In the library live millions of books we don’t have to pay any moneys for. Giant insects are hanging up, not real, made of paper. Grandma looks under C for Alice and she’s there, the wrong shape but the same words and pictures, that’s so weird. I show Grandma the scariest picture with the Duchess. We sit on the couch for her reading me The Pied Piper, I didn’t know he was a book as well as a story. My best bit is when the parents hear the laughing inside the rock. They keep shouting for the kids to come back but the kids are in a lovely country, I think it might be Heaven. The mountain never opens up to let the parents in.
There’s a big boy doing a computer of Harry Potter, Grandma says not to stand too near, it’s not my turn.
There’s a tiny world on a table with train tracks and buildings, a little kid is playing with a green truck. I go up, I take a red engine. I zoom it into the kid’s truck a bit, the kid giggles. I do it faster so the truck falls off the track, he giggles more.

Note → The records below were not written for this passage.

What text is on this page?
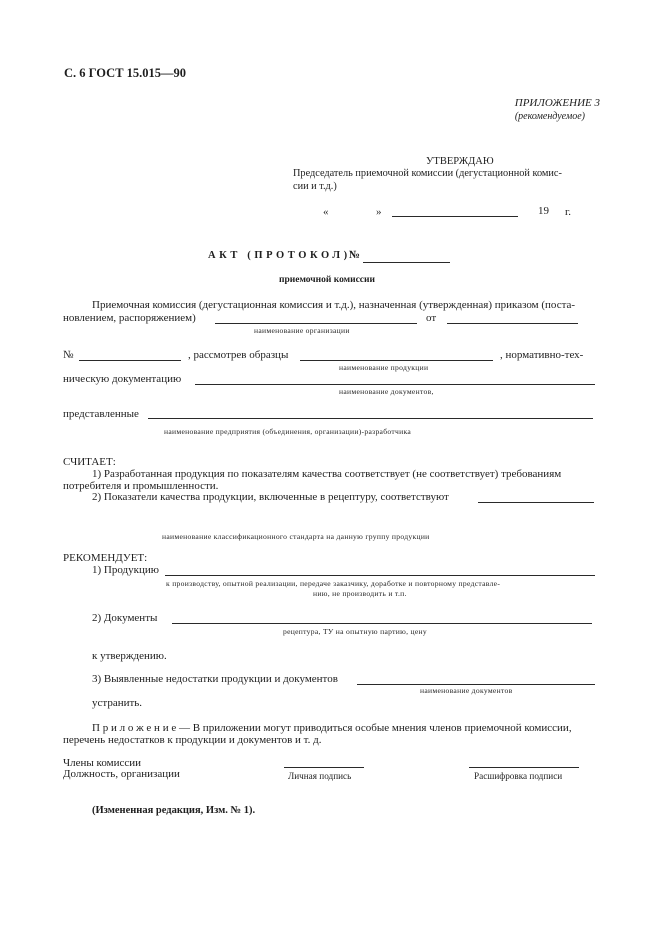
С. 6 ГОСТ 15.015—90
ПРИЛОЖЕНИЕ 3
(рекомендуемое)
УТВЕРЖДАЮ
Председатель приемочной комиссии (дегустационной комис-
сии и т.д.)
«	»	19 г.
АКТ (ПРОТОКОЛ)
№
приемочной комиссии
Приемочная комиссия (дегустационная комиссия и т.д.), назначенная (утвержденная) приказом (поста-
новлением, распоряжением)	от
наименование организации
№	, рассмотрев образцы	, нормативно-тех-
наименование продукции
ническую документацию
наименование документов,
представленные
наименование предприятия (объединения, организации)-разработчика
СЧИТАЕТ:
1) Разработанная продукция по показателям качества соответствует (не соответствует) требованиям
потребителя и промышленности.
2) Показатели качества продукции, включенные в рецептуру, соответствуют
наименование классификационного стандарта на данную группу продукции
РЕКОМЕНДУЕТ:
1) Продукцию
к производству, опытной реализации, передаче заказчику, доработке и повторному представле-
нию, не производить и т.п.
2) Документы
рецептура, ТУ на опытную партию, цену
к утверждению.
3) Выявленные недостатки продукции и документов
наименование документов
устранить.
П р и л о ж е н и е — В приложении могут приводиться особые мнения членов приемочной комиссии,
перечень недостатков к продукции и документов и т. д.
Члены комиссии
Должность, организации	Личная подпись	Расшифровка подписи
(Измененная редакция, Изм. № 1).
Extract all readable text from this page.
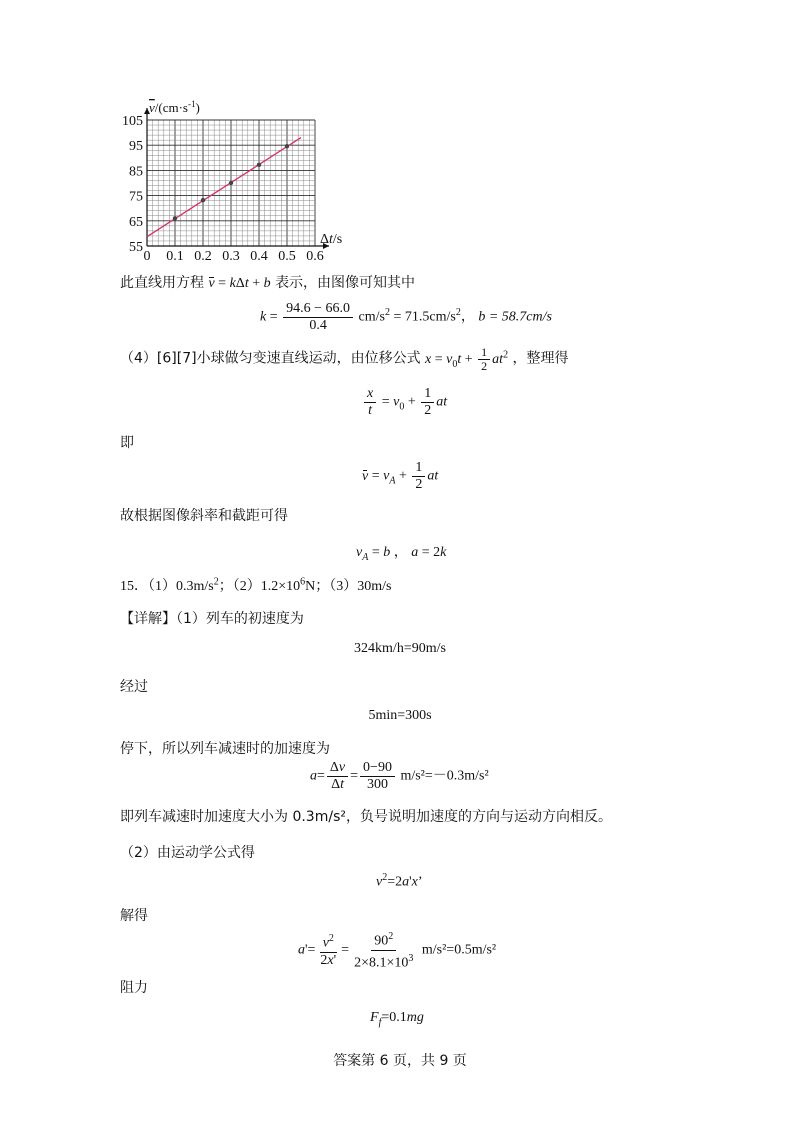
0 0.1 0.2 0.3 0.4 0.5 0.6
55
65
75
85
95
105
$v/(cm\cdot s^{-1})$
Δt/s
此直线用方程 v = kΔt + b 表示，由图像可知其中
$k = \frac{94.6 - 66.0}{0.4} cm/s^2 = 71.5cm/s^2$， b = 58.7cm/s
（4）[6][7]小球做匀变速直线运动，由位移公式 $x = v_0t + \frac{1}{2} at^2$ ，整理得
$\frac{x}{t} = v_0 + \frac{1}{2}$ at
即
$v = v_A + \frac{1}{2}$ at
故根据图像斜率和截距可得
$v_A = b$ ， a = 2k
15．$(1)0.3m/s^2$；$(2)1.2\times 10^6N$；（3）30m/s
【详解】（1）列车的初速度为
324km/h=90m/s
经过
5min=300s
停下，所以列车减速时的加速度为
$a= \frac{\Delta v}{\Delta t} = \frac{0-90}{300} m/s^2=-0.3m/s^2$
即列车减速时加速度大小为 0.3m/s²，负号说明加速度的方向与运动方向相反。
（2）由运动学公式得
$v^2=2a'x$’
解得
$a'= \frac{v^2}{2x'} = \frac{90^2}{2\times 8.1\times 10^3} m/s^2=0.5m/s^2$
阻力
$F_f=0.1mg$
答案第 6 页，共 9 页
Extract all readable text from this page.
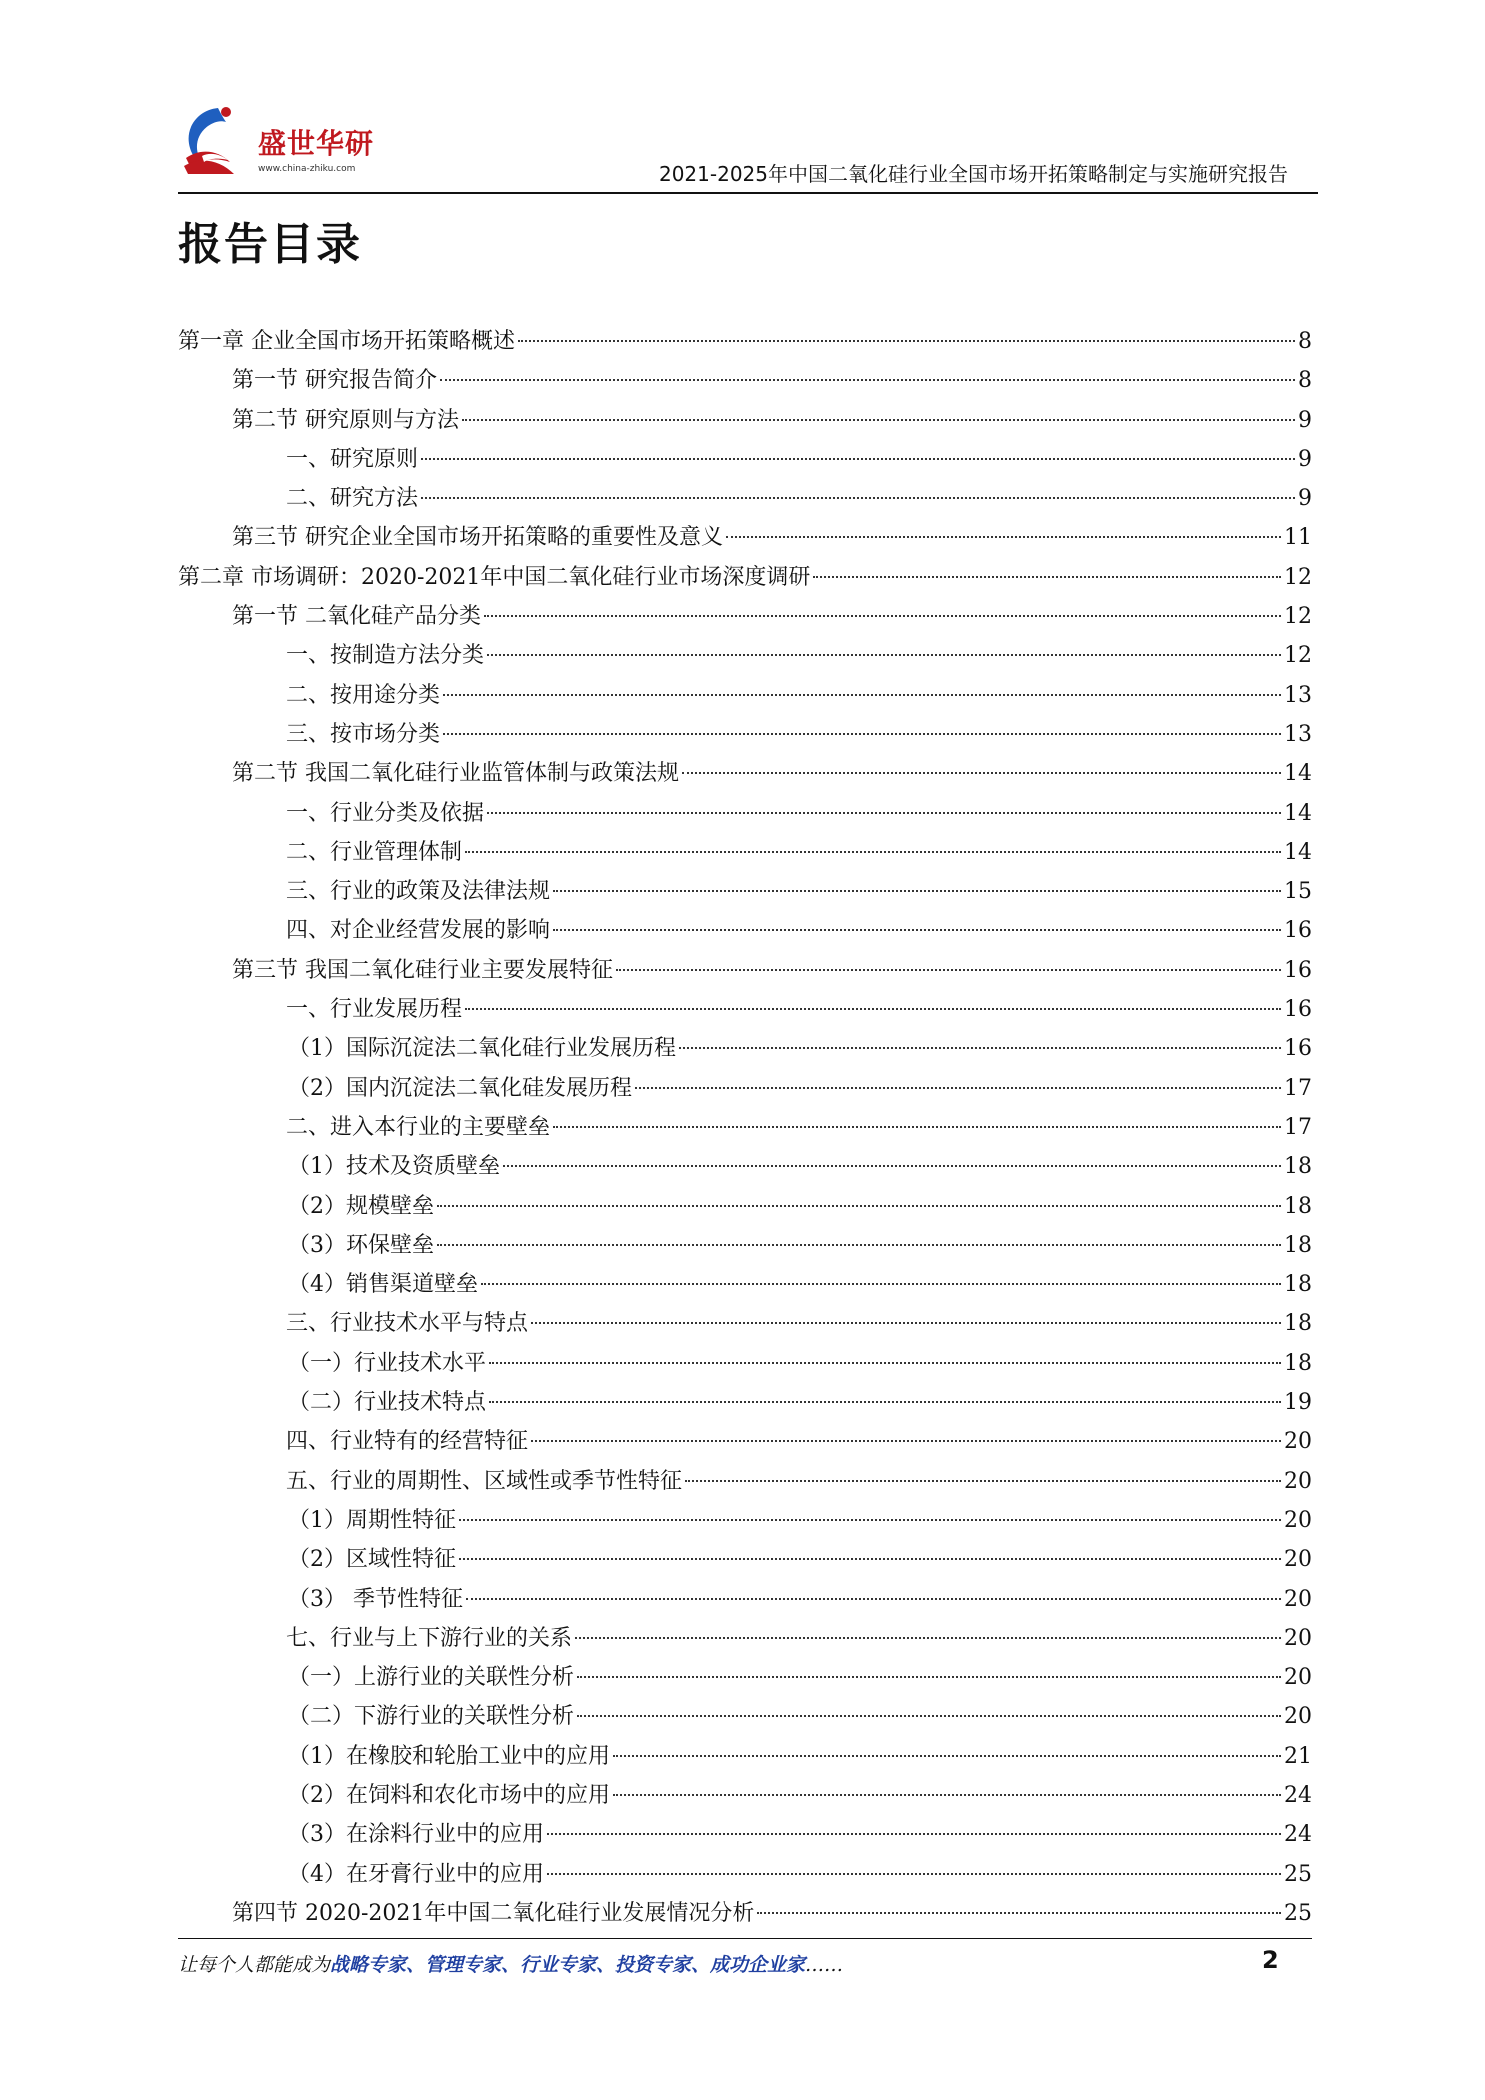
盛世华研
www.china-zhiku.com	2021-2025年中国二氧化硅行业全国市场开拓策略制定与实施研究报告
报告目录
第一章 企业全国市场开拓策略概述	8
第一节 研究报告简介	8
第二节 研究原则与方法	9
一、研究原则	9
二、研究方法	9
第三节 研究企业全国市场开拓策略的重要性及意义	11
第二章 市场调研：2020-2021年中国二氧化硅行业市场深度调研	12
第一节 二氧化硅产品分类	12
一、按制造方法分类	12
二、按用途分类	13
三、按市场分类	13
第二节 我国二氧化硅行业监管体制与政策法规	14
一、行业分类及依据	14
二、行业管理体制	14
三、行业的政策及法律法规	15
四、对企业经营发展的影响	16
第三节 我国二氧化硅行业主要发展特征	16
一、行业发展历程	16
（1）国际沉淀法二氧化硅行业发展历程	16
（2）国内沉淀法二氧化硅发展历程	17
二、进入本行业的主要壁垒	17
（1）技术及资质壁垒	18
（2）规模壁垒	18
（3）环保壁垒	18
（4）销售渠道壁垒	18
三、行业技术水平与特点	18
（一）行业技术水平	18
（二）行业技术特点	19
四、行业特有的经营特征	20
五、行业的周期性、区域性或季节性特征	20
（1）周期性特征	20
（2）区域性特征	20
（3） 季节性特征	20
七、行业与上下游行业的关系	20
（一）上游行业的关联性分析	20
（二）下游行业的关联性分析	20
（1）在橡胶和轮胎工业中的应用	21
（2）在饲料和农化市场中的应用	24
（3）在涂料行业中的应用	24
（4）在牙膏行业中的应用	25
第四节 2020-2021年中国二氧化硅行业发展情况分析	25
让每个人都能成为战略专家、管理专家、行业专家、投资专家、成功企业家……	2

“Good sharing, Walker.” That’s a man on the armchair looking at a thing like Uncle Paul’s BlackBerry.
I think the kid must be Walker. “Again,” he says.
This time I balance my engine on the little truck, then I take an orange bus and crash it into both of them.
“Gently,” says Grandma, but Walker is saying, “Again,” and jumping up and down.
Another man comes in and kisses the first one and then Walker. “Say bye-bye to your friend,” he tells him.
Is that me?
“Bye-bye.” Walker flaps his hand up and down.
I think I’ll give him a hug. I do it too fast and knock him down, he bangs on the train table and cries.
“I’m so sorry,” Grandma keeps saying, “my grandson doesn’t — he’s learning about boundaries—”
“No harm done,” says the first man. They go off with the little boy doing one two three whee swinging between them, he’s not crying anymore. Grandma watches them, she’s looking confused.
“Remember,” she says on the way to the white car, “we don’t hug strangers. Even nice ones.”
“Why not?”
“We just don’t, we save our hugs for people we love.”
“I love that boy Walker.”
“Jack, you never saw him before in your life.”
This morning I spread a bit of syrup on my pancake. It’s actually good the two together.
Grandma’s tracing around me, she says it’s fine to draw on the deck because the next time it rains the chalk will all get washed away. I watch the clouds, if they start raining I’m going to run inside supersonic fast before a drop hits me. “Don’t get chalk on me,” I tell her.
“Oh, don’t be such a worrywart.”
She pulls me up to standing and there’s a kid shape on the patio, it’s me. I have a huge head, no face, no insides, blobby hands.
“Delivery for you, Jack.” That’s Steppa shouting, what does he mean?
When I go in the house he’s cutting a big box. He pulls out something huge and he says, “Well, this can go in the trash for starters.” She unrolls. “Rug,” I give her a huge hug, “she’s our Rug, mine and Ma’s.”
He lifts up his hands and says, “Suit yourself.”